#  Advocating for Civil and Human Rights 

 





As counsel for the Lawyers' Committee for Civil Rights Under Law, **Chavis Jones, MDiv '16**, advocates for the advancement of civil and human rights across a broad range of issues.



 

December 11, 2025

 

 

     ![Chavis Jones headshot](/sites/g/files/omnuum5526/files/styles/hwp_16_9__480x270/public/2025-12/Chavis%20Jones.jpg?h=229342a8&itok=_ra0gGCF) 

Chavis Jones, MDiv '16



 



 

*Chavis Jones, MDiv ’16, Counsel, Lawyers' Committee for Civil Rights Under Law (Washington, D.C.)*

*View* [*more stories*](/community-life/career-services/alumni-career-snapshots "Alumni Career Snapshots") *on HDS alumni and their career paths.*

## Describe the work you do today:

I have the honor of working at the Lawyers' Committee for Civil Rights Under Law at our national office in Washington, DC. The Lawyers' Committee was founded in the East Wing of the White House in the consequential civil rights summer of 1963. I am an advocate for the advancement of civil and human rights across a broad range of issues. At the Lawyers’ Committee, I have been a part of litigation, policy work, and organizing related to education issues including student debt, affirmative action, bans on Black history, HBCUs, K-12 funding, and accountability in higher education. Recently, I have also had the chance to work on litigation related algorithmic discrimination in social media and a separate case related to the FBI's surveillance of civil rights leaders during COINTELPRO. In addition to my legal work, I have been honored to teach courses on “Civil Rights Litigation” at Howard University School of Law and "Religion, Politics, and the Law" at Virginia Union University's Samuel Dewitt Proctor School of Theology.

## How has your HDS degree experience influenced your career journey?

Harvard Divinity School was a gift that I am forever grateful for. While I was studying concepts related to religion and God, I also became more human. HDS deepened my understanding of various belief systems, ways of knowing, and the ways those invisible beliefs impact the visible world in terms of how people treat each other and the systems and policies we create as people (for better or for worse).

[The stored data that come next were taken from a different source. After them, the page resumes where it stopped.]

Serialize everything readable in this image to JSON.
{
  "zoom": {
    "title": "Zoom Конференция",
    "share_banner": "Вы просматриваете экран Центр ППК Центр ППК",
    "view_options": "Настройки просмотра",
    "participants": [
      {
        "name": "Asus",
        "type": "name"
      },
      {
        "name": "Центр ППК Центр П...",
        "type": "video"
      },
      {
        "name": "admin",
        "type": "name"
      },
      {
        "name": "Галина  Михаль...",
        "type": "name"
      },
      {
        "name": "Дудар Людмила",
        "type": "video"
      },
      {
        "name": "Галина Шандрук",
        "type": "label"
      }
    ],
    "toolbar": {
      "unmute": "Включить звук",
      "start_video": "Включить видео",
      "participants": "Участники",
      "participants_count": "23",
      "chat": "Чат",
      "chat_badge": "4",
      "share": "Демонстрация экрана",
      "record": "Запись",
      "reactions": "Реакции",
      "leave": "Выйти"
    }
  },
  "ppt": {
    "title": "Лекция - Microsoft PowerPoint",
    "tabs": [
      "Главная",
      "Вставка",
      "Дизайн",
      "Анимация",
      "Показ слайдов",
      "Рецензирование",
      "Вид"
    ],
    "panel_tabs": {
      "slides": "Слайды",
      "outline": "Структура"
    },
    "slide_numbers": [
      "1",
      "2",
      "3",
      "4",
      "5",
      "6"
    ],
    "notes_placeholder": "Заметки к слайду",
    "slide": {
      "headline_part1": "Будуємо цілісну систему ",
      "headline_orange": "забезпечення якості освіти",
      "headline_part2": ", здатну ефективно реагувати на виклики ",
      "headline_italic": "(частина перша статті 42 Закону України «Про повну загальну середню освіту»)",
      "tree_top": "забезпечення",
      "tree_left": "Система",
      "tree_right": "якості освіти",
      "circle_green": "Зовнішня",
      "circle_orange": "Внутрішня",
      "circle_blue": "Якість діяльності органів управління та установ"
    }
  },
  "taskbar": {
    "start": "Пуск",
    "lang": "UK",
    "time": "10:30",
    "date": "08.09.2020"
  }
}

In this current moment in which we are dealing with the insidious impact of cultures and beliefs that are committed to division and fear of the other, I draw from a deep well of lessons learned at HDS on the cultural production of evil, moral decay, and the intersections between race, religion, and political beliefs. At Morehouse, I was constantly thinking about and surrounded by civil and human rights history and strategy. So, when I arrived at HDS, I spent a lot of time studying forebearers from various movements, like MLK and others, who drew from their belief systems to challenge culturally-held prejudices and violence in its physical, systemic, and cultural forms. My work stands in that tradition. HDS (and Harvard more broadly) gave me some of the best professors and classmates I could have asked for to engage on these ideas, to continually broaden the horizons of my concern beyond my own communities, and it consistently challenged me to grow as a human. Whether working on a civil rights case, participating in a protest, or sharing thoughts in a classroom, on a panel, or in a church community, the work I did at HDS goes where I go.

## What career advice would you offer to current HDS students?

In times like these, challenge yourself to study broadly and deeply. We obviously need more people who are committed to social justice, but we desperately need people who have the skills to understand the belief systems that undergird systems of injustice, the tools to disentangle those systems, the imagination to help co-create new worlds, and the heart to serve those who are being harmed in the present world.

Be a light, there's enough darkness out there.